Par Anne-Marie Mercier

Depuis Le Yark (2011), jusqu’au tout récent Hugo et les secrets e la nuit, Bernard Santini explore avec brio les terreurs enfantines tout en revisitant les classiques de la littérature. Ici, c’est le personnage de Mary Poppins qui est repris : elle en est très proche au début par sa complicité avec la petite Elise, sa fantaisie, sa tendresse, qui s’oppose à la rigueur des parents, bourgeois caricaturaux. Elle vole aussi, ce qui est un autre trait commun – mais non grâce à un parapluie ; c’est un dragon qui l’emporte avec la fillette, jusqu’à la lune. Entretemps, Miss Pook aura fait croire à Elise que ses parents voulaient la manger…

Sur la lune, on retrouve les atmosphères étranges des premiers récits d’anticipation et Elise, fuyant le domaine de Miss Pook quand elle comprend qu’elle a affaire à une sorcière, découvre sur la face cachée de la planète les autres « enfants de la lune ».

Ce sont d’autres enfants enlevés par Miss Pook, pour d’obscures raisons dont on devine qu’elles ont un trait commun, trait qui ne sera révélé qu’à la fin (et que l’on de dévoilera pas ici). Ils se sont enfuis comme Elise et, comme elle, ont été capturés à nouveau. Elle rencontre aussi d’autres créatures fabuleuses, Sphinx, Vampires, Faune, qui sont l’incarnation des nombreux dangers qui guettent les enfants.

Les mystères s’ajoutent aux mystères, le bien devient le mal, l’inquiétant le rassurant… La cruauté est partout présente, subtile et ambiguë. Cette série commence fort bien et promet de beaux rebondissements à ceux que n’effraient pas les récits subtilement noirs mais non dépourvu d’humour (souvent « noir » aussi !).

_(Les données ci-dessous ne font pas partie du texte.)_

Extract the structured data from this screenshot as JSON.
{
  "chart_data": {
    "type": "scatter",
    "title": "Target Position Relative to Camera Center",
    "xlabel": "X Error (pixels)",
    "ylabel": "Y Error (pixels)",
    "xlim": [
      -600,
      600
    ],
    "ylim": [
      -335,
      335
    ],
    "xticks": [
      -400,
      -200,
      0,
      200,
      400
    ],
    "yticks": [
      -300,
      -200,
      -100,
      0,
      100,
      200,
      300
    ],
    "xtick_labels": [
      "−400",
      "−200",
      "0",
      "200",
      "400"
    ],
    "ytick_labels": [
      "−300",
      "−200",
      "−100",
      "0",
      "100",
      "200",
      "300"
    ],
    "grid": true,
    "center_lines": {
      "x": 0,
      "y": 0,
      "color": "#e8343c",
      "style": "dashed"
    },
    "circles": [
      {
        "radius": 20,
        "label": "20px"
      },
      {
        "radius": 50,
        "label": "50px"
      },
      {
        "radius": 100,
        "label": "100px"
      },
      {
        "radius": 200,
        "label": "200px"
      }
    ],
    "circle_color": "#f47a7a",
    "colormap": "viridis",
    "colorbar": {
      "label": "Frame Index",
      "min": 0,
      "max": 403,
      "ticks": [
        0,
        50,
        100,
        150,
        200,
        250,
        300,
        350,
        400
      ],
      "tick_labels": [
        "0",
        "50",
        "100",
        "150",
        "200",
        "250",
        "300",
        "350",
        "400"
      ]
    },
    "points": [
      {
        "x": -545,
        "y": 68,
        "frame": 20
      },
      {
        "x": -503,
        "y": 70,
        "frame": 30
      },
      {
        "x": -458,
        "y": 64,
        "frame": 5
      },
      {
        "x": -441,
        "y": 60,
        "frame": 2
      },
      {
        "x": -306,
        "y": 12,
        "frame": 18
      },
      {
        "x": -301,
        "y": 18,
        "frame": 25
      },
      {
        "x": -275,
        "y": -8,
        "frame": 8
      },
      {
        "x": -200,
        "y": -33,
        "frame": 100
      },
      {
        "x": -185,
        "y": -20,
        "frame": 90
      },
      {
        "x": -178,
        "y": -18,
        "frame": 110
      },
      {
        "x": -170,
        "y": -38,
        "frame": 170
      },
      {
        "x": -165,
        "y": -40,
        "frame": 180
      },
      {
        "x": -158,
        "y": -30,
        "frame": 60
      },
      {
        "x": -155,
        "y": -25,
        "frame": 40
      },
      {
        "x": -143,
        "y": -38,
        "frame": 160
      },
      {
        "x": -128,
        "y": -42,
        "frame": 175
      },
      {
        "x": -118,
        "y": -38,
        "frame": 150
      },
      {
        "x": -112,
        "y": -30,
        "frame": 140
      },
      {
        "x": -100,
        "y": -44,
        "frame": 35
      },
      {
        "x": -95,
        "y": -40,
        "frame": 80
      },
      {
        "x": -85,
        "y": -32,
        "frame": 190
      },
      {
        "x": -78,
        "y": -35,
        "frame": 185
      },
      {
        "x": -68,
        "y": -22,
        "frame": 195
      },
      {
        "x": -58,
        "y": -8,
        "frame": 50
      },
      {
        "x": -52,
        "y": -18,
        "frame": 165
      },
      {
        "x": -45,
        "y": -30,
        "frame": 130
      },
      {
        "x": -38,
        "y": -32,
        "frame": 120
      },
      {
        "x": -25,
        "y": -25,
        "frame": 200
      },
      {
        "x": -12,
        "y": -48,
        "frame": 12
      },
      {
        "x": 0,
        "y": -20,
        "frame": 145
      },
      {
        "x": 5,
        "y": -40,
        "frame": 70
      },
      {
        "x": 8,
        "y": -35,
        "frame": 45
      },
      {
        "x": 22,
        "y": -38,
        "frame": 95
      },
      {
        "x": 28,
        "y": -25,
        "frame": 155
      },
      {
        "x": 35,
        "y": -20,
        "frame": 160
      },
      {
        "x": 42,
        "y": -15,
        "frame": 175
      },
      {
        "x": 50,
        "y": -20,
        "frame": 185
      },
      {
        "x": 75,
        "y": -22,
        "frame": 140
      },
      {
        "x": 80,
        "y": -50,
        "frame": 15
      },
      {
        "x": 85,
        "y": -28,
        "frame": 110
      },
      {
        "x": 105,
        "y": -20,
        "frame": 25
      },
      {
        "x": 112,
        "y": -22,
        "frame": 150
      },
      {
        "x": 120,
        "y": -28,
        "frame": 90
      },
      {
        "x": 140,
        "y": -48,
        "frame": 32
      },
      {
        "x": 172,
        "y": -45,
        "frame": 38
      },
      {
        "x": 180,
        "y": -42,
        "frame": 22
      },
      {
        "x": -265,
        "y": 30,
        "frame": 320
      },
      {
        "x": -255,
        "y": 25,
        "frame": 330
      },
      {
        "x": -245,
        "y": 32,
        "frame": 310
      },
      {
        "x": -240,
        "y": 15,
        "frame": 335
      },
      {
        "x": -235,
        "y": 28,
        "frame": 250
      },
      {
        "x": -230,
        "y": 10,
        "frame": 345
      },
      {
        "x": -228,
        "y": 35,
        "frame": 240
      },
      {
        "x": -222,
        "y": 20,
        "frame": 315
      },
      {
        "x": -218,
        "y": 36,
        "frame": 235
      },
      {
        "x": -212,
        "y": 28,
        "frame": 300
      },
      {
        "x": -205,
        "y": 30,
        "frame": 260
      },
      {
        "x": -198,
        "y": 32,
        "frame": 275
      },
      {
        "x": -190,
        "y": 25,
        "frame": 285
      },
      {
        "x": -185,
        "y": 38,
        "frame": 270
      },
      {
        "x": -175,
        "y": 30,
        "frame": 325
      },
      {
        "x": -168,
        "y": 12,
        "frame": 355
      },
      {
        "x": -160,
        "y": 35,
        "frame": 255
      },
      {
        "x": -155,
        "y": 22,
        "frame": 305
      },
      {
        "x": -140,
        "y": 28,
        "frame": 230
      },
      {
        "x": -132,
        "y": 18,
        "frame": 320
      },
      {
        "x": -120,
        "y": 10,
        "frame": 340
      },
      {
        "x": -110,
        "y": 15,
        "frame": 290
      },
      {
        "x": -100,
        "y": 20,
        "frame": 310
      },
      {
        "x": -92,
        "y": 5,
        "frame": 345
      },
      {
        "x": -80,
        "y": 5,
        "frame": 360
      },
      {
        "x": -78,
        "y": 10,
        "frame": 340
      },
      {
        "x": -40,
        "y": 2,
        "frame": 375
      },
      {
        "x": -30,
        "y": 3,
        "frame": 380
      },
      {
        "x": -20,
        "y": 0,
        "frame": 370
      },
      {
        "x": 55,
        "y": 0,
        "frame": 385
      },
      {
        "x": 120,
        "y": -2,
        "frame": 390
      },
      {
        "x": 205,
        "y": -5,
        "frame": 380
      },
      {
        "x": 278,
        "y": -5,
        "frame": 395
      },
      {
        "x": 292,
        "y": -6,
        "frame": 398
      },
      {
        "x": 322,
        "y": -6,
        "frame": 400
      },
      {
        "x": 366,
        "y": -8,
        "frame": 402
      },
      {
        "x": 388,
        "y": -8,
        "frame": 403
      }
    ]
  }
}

Le Jardin du dedans-dehors

Le Jardin du dedans-dehors
Chiara Mezzalam, Régis Lejonc

Les Editions des Eléphants, 2017

Un jardin en Iran

Par Anne-Marie Mercier

Cet album est une vraie curiosité, tant par son esthétique impeccable et légèrement surannée que par son histoire qui se situe entre le récit d’enfance classique (une rencontre de deux enfants que tout oppose) et le témoignage sur un pays dont on ne parle pas en littérature de jeunesse, pour toutes sortes de raisons : l’Iran des années 1980 : chute du régime du Shah, révolution islamique, affaire des otages, début de la guerre Iran-Irak…

Ces évènements, résumés dans un avant-propos autobiographique, n’apparaissent dans l’album que comme des échos lointains de ce qui se joue « dehors », dans la ville qui fait peur, Téhéran. Le « dedans », c’est l’immense jardin princier de l’ambassade d’Italie où la narratrice a vécu avec sa famille : les aventures des enfants qui explorent leur domaine sont teintées d’inquiétude par le rappel de l’existence du monde extérieur et parfois son intrusion Les image de Lejonc qui semblent venir d’une autre époque passent du bleu et vert aux rouges et noirs selon les circonstances, faisant alterner plaisirs et souffrances.